In the same year, Lunia along with his ISB(Hyderabad) batchmates Ritesh Jain, Abhishek Kothari and Deepak Jain came up with the idea of FlexiLoans to alleviate the problems of these small businesses using digital footprints.
Today, the firm receives 3,000 applications every month, of which, it sanctions 500. The average sum sanctioned is INR 5 lakh, which even goes up to INR 50 lakh for tenure of six months.The company’s loan book has an NPA of less than 0.5%.
Lunia's mantra is simple: “A business man doesn’t take loan with an intention to default. We do not provide loans for starting a business. We deal with established firms or help the newly established businesses grow. Additionally, if a company defaults, our partners have a choice to block them from their platforms.”
Securing the Unsecured
FlexiLoans sanctions unsecured loans in the form of terms loans, working capitals. It also provides line of credit and point-of-sale (POS) related loans. With the growing penetration of PoS machines, PoS-loan is the company’s latest product.
“With POS-related loans, we determine the repaying capacity of the customer through the data shared by POS companies. Over 70% of a month’s installment is divided and charged as fixed amount on a daily basis while the remaining 30% is recovered end of the month,” he added.
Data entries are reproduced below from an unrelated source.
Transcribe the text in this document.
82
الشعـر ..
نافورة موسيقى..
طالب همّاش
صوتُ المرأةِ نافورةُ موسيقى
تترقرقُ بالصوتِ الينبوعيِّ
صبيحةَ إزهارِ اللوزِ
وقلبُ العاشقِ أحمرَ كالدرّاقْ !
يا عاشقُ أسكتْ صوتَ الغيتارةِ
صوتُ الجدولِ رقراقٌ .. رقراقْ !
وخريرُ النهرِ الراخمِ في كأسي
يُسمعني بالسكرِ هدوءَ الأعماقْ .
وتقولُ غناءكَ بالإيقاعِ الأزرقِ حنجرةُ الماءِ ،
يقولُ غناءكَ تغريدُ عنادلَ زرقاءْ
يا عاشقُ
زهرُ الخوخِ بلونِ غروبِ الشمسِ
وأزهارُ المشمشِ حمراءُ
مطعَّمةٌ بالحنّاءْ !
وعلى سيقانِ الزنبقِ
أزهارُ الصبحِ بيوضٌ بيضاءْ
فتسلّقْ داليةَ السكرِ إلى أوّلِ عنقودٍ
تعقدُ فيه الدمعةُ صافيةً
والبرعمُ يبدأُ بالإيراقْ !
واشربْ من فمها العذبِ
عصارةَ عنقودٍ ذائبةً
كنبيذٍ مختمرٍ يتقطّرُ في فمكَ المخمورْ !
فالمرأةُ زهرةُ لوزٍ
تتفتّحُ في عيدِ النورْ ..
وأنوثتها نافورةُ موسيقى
The core business of the company is sanctioning loans by decoding data from its partners, which includes Flipkart, ShopClues, Uber, Amazon, and Ola. FlexiLoans only check the legal background of the customer and their political affiliations to avoid defaults.
Lunia refused to agree to the fact that the company is grabbing a slice of banks’ profit pie. He said, “We are not eating the bank’s lunch, we are actually getting the bank’s lunch ready.”
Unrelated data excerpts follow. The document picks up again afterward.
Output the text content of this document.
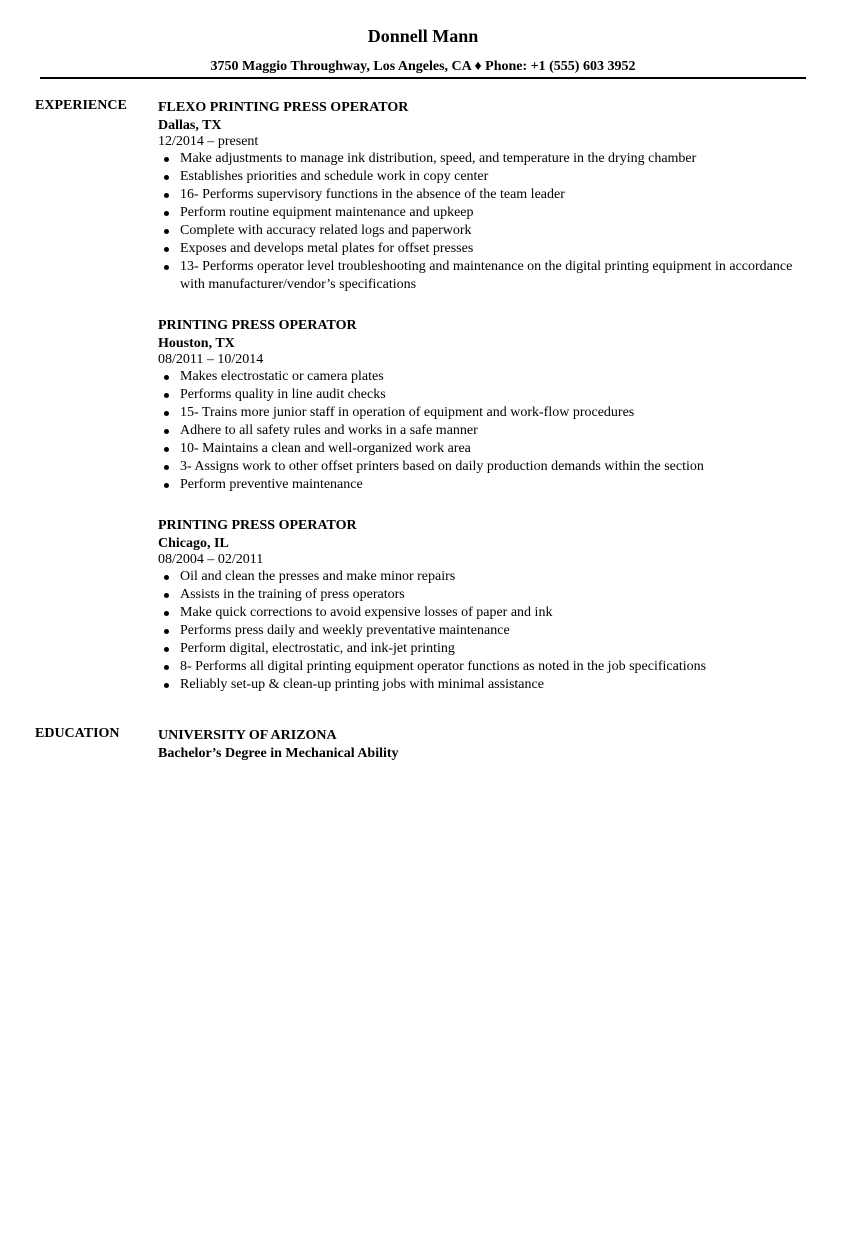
Donnell Mann
3750 Maggio Throughway, Los Angeles, CA ♦ Phone: +1 (555) 603 3952
EXPERIENCE FLEXO PRINTING PRESS OPERATOR
Dallas, TX
12/2014 – present
Make adjustments to manage ink distribution, speed, and temperature in the drying chamber
Establishes priorities and schedule work in copy center
16- Performs supervisory functions in the absence of the team leader
Perform routine equipment maintenance and upkeep
Complete with accuracy related logs and paperwork
Exposes and develops metal plates for offset presses
13- Performs operator level troubleshooting and maintenance on the digital printing equipment in accordance with manufacturer/vendor’s specifications
PRINTING PRESS OPERATOR
Houston, TX
08/2011 – 10/2014
Makes electrostatic or camera plates
Performs quality in line audit checks
15- Trains more junior staff in operation of equipment and work-flow procedures
Adhere to all safety rules and works in a safe manner
10- Maintains a clean and well-organized work area
3- Assigns work to other offset printers based on daily production demands within the section
Perform preventive maintenance
PRINTING PRESS OPERATOR
Chicago, IL
08/2004 – 02/2011
Oil and clean the presses and make minor repairs
Assists in the training of press operators
Make quick corrections to avoid expensive losses of paper and ink
Performs press daily and weekly preventative maintenance
Perform digital, electrostatic, and ink-jet printing
8- Performs all digital printing equipment operator functions as noted in the job specifications
Reliably set-up & clean-up printing jobs with minimal assistance
EDUCATION	UNIVERSITY OF ARIZONA
Bachelor’s Degree in Mechanical Ability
“We allow people with poor cibil scores to increase their business. If the business does well, why would they default? With a healthy business growth, one is more likely to repay and improve his cibil score. This will help him take big ticket-size loans from us and banks in future,” he stressed.
The company claims to be growing by 250% on a month-on-month basis and have more than 70 partners. In the next five year, Lunia aims to take the company’s loan book to INR 50,000 crore.
The company has raised INR 100 crore as seeding funding from angel investors, including Sanjay Nayar, CEO of KKR India, Anil Jaggia, Former CIO of HDFC Bank and Vikram Sud, former head of operations and technology at Citibank. FlexiLoan is now keen on raising about INR 5-6 million majorly as debt.